Of course, it’s not a magic wand and you need to really familiarize yourself with how OBV works because no single indicator can be 100% accurate. After all, when you are looking at the training charts, you can see the future trend prior to and after the training point used by your coach. In reality, you can’t see the future; you have to predict it! So tread with caution; otherwise, there is a risk of losing your money.
Sentiment analysis
Most traders rely on the news coming from the influencing media such as Bitcoin.org, bitcointalk.org or Coinbase. And that news is further discussed and sometimes even initiated on relevant subreddits. Thus, make Reddit and Coinbase your primary sources of information because that’s where the news and rumors are coming to life and consequently triggering the herd in a predicted way.
You want to be among the first to recognize the future short-term trend and the possible moment of recovery to double your gains.
People move in more or less predictable patterns. It’s your job to learn those patterns starting with the candlestick ones many are relying on.
However, it would be wise to allocate some funds into long-term investment even though many will advise you against that.
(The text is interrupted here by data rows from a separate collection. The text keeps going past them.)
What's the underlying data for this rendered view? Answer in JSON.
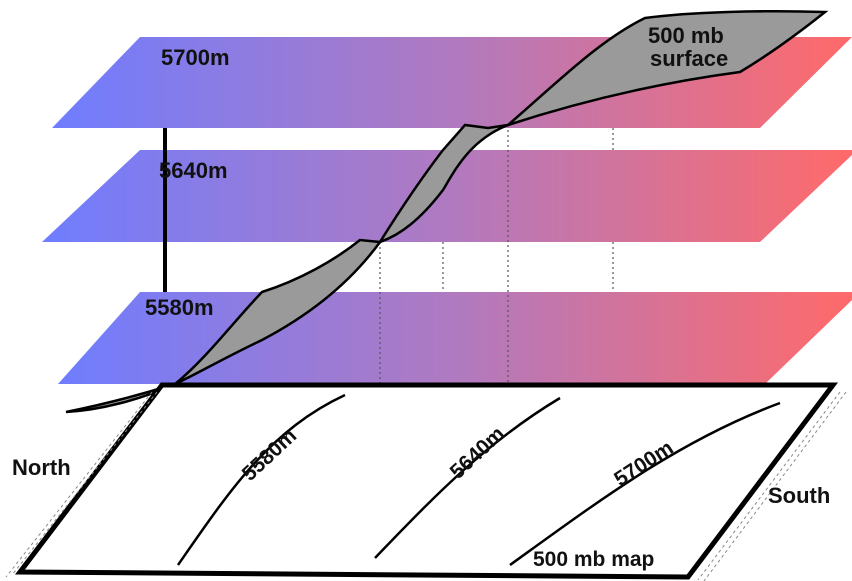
{
  "diagram": {
    "levels": [
      {
        "label": "5700m"
      },
      {
        "label": "5640m"
      },
      {
        "label": "5580m"
      }
    ],
    "surface_label_line1": "500 mb",
    "surface_label_line2": "surface",
    "contour_labels": [
      "5580m",
      "5640m",
      "5700m"
    ],
    "map_label": "500 mb map",
    "north_label": "North",
    "south_label": "South",
    "colors": {
      "cold": "#6f7dff",
      "mid": "#b07ac0",
      "warm": "#ff6a6a",
      "surface_fill": "#9a9a9a",
      "outline": "#000000"
    }
  }
}
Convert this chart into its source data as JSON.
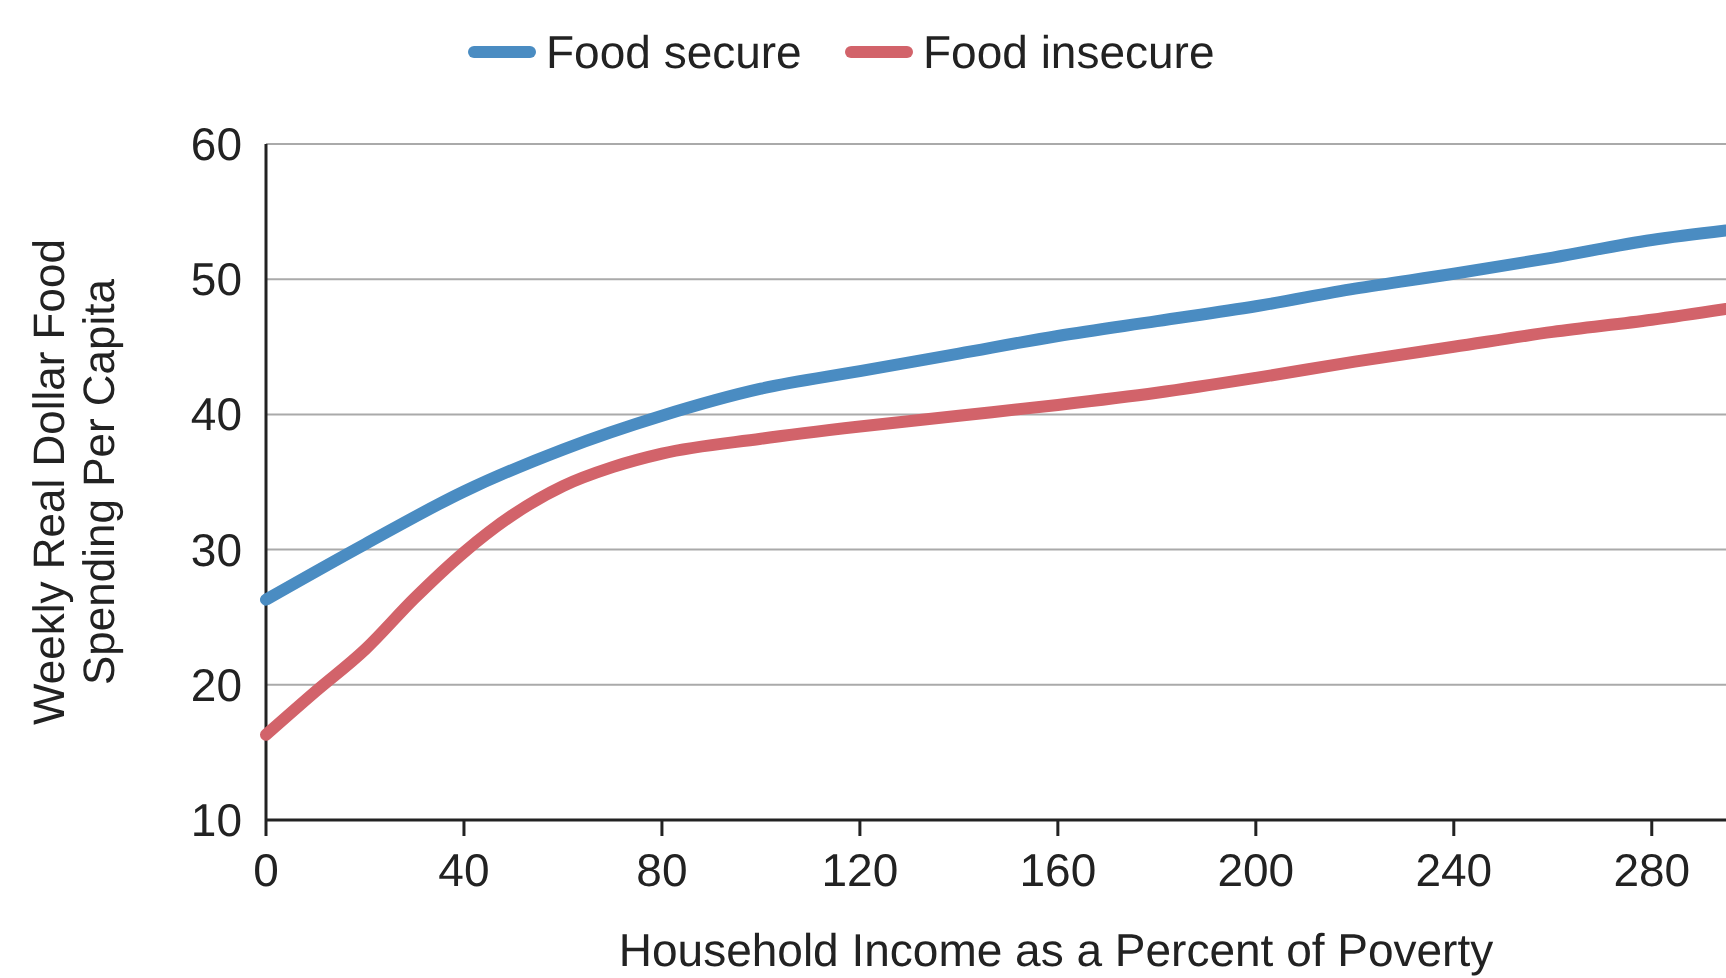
{
  "chart_data": {
    "type": "line",
    "xlabel": "Household Income as a Percent of Poverty",
    "ylabel": "Weekly Real Dollar Food Spending Per Capita",
    "xlim": [
      0,
      295
    ],
    "ylim": [
      10,
      60
    ],
    "xticks": [
      0,
      40,
      80,
      120,
      160,
      200,
      240,
      280
    ],
    "yticks": [
      10,
      20,
      30,
      40,
      50,
      60
    ],
    "grid": "y",
    "legend": "top",
    "line_style": "solid",
    "marker": "none",
    "series": [
      {
        "name": "Food secure",
        "color": "#4a8cc2",
        "x": [
          0,
          20,
          40,
          60,
          80,
          100,
          120,
          140,
          160,
          180,
          200,
          220,
          240,
          260,
          280,
          295
        ],
        "values": [
          26.3,
          30.4,
          34.3,
          37.4,
          39.9,
          41.9,
          43.2,
          44.5,
          45.8,
          46.9,
          48.0,
          49.3,
          50.4,
          51.6,
          52.9,
          53.6
        ]
      },
      {
        "name": "Food insecure",
        "color": "#d2636a",
        "x": [
          0,
          10,
          20,
          30,
          40,
          50,
          60,
          70,
          80,
          100,
          120,
          140,
          160,
          180,
          200,
          220,
          240,
          260,
          280,
          295
        ],
        "values": [
          16.3,
          19.5,
          22.6,
          26.4,
          29.8,
          32.6,
          34.7,
          36.1,
          37.1,
          38.2,
          39.1,
          39.9,
          40.7,
          41.6,
          42.7,
          43.9,
          45.0,
          46.1,
          47.0,
          47.8
        ]
      }
    ]
  }
}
The most optimal cryptocurrency trading strategy for the long-term investments
If you are planning to invest in cryptocurrencies to acquire a long-term asset, you should buy only the top three on the list, and those are Bitcoin, Ethereum and from the most recently, Litecoin.
Although, you should focus on the first two.
Bitcoin is already priced more than gold, with Ethereum slowly following the upward trend.
Given the fact that the supply of Bitcoin is limited (the last will be minted approx. in the year 2140), it’s reasonable to believe that the price will break through $10,000 in the near future. So, holding 10-100 Bitcoins as the long-term asset sounds like a good investment.
Although, as you know, there are no guarantees, so don’t follow blindly because your losses may exceed your balance.
That said, with the smart approach, you may not only make money on short-term trading but also accumulate additional long-term wealth if everything goes well with the blockchain technology and cryptocurrencies.